Hey there! Two questions are really annoying me. I understood the questions but I'm not getting the answers . Can anyone gimme a helping hand please?

 

[VelaneDeBeaute]

Why don't you post the method how you did the question, and let others find the flaw?
P.S. I'm getting a = 1 m/s^2 (quite a rough estimate), and T = 18N for the first question!

 

[Amy Bloom]

Why don't you post the method how you did the question, and let others find the flaw?
P.S. I'm getting a = 1 m/s^2 (quite a rough estimate), and T = 18N for the first question!
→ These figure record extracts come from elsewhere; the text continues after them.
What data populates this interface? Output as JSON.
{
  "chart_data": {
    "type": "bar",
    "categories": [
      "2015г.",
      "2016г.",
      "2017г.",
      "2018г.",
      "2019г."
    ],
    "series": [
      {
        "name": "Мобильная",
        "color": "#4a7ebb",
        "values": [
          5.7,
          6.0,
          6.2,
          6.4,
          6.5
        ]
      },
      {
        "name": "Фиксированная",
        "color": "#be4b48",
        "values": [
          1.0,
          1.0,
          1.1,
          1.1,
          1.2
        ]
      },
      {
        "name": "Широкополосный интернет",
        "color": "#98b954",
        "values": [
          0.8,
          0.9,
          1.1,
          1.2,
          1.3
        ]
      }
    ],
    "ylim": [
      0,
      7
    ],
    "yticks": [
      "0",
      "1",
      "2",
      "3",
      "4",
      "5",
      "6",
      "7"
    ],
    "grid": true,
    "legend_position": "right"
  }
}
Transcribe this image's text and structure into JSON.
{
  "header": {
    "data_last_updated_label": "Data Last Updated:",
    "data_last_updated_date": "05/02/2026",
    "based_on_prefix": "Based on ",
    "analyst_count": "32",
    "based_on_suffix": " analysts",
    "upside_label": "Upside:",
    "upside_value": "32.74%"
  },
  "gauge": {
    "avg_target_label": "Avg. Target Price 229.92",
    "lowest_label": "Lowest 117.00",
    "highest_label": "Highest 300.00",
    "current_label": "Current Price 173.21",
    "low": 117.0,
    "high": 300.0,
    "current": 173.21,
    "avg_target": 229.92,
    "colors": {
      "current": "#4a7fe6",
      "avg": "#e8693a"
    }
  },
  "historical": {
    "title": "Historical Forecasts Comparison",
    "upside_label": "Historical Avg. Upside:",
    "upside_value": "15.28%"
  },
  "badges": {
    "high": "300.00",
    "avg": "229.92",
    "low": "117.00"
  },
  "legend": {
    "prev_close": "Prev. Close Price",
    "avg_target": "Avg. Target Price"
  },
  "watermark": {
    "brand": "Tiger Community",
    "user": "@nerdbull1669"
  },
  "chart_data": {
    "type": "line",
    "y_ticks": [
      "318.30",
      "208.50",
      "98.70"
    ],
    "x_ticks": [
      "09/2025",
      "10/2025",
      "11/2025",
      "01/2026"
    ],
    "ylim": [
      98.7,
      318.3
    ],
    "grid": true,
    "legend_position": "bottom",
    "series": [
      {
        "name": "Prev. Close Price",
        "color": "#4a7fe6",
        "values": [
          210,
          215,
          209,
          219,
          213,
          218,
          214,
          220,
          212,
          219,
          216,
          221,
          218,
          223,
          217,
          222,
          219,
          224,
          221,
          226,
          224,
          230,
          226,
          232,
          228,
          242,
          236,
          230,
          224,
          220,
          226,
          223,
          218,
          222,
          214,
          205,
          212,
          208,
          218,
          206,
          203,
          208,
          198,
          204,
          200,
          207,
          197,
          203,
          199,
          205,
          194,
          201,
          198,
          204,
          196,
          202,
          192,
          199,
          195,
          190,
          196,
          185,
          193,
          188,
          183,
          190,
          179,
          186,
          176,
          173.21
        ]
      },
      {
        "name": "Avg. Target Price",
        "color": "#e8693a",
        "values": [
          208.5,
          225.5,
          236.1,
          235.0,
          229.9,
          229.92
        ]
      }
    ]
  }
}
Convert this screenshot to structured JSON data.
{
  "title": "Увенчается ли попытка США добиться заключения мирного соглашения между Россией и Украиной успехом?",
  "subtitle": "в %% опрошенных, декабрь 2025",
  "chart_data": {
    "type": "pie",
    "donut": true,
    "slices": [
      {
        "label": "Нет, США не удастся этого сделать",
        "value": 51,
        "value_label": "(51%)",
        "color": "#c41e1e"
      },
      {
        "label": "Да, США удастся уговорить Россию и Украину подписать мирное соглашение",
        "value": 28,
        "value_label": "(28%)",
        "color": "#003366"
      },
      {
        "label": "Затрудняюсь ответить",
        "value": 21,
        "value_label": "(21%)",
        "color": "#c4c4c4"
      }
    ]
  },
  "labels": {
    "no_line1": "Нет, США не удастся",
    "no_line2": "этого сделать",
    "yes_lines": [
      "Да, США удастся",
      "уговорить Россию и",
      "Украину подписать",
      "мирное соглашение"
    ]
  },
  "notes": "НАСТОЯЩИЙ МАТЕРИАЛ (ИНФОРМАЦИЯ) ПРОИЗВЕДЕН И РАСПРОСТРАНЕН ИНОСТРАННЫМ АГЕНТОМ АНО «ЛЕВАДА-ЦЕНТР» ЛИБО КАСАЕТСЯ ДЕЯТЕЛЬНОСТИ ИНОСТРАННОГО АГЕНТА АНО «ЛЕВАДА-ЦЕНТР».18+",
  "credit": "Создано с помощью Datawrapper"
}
I shall do that. I'm sorry its not the answer. I'll post my workings and u check. Gimme a few minutes. So here u are:

 

[Amy Bloom]

Hey there, can anybody help me with this please? I would be very grateful.
Help me with question 5 and check if my workings for question 7 is correct please.

 

[anzaar]

Question 5
(i) A cyclist travels in a straight line from A to B with constant acceleration 0.06 ms-2 . His speed at A is 3 ms-1 and his speed at B is 6 ms-1. Find:
(a) the time taken by the cyclist to travel from A to B
(b) the distance AB
Ans:
(a)
v=u+at
6=3+.06t
t=50s
(b) 2as=v2 -u2
2 x 0.06s=36-9
s=27/0.12 m

 

[Amy Bloom]

Question 5
(i) A cyclist travels in a straight line from A to B with constant acceleration 0.06 ms-2 . His speed at A is 3 ms-1 and his speed at B is 6 ms-1. Find:
(a) the time taken by the cyclist to travel from A to B
(b) the distance AB
Ans:
(a)
v=u+at
6=3+.06t
t=50s
(b) 2as=v2 -u2
2 x 0.06s=36-9
s=27/0.12 m

Hey thanks ^^, question 7 is correct?

 

[anzaar]

welcome

 

[Amy Bloom]

welcome

Hey anzaar, could you solve the (ii) of question 5? Just need a helping hand.
According to you, what i did for question 7 is it correct?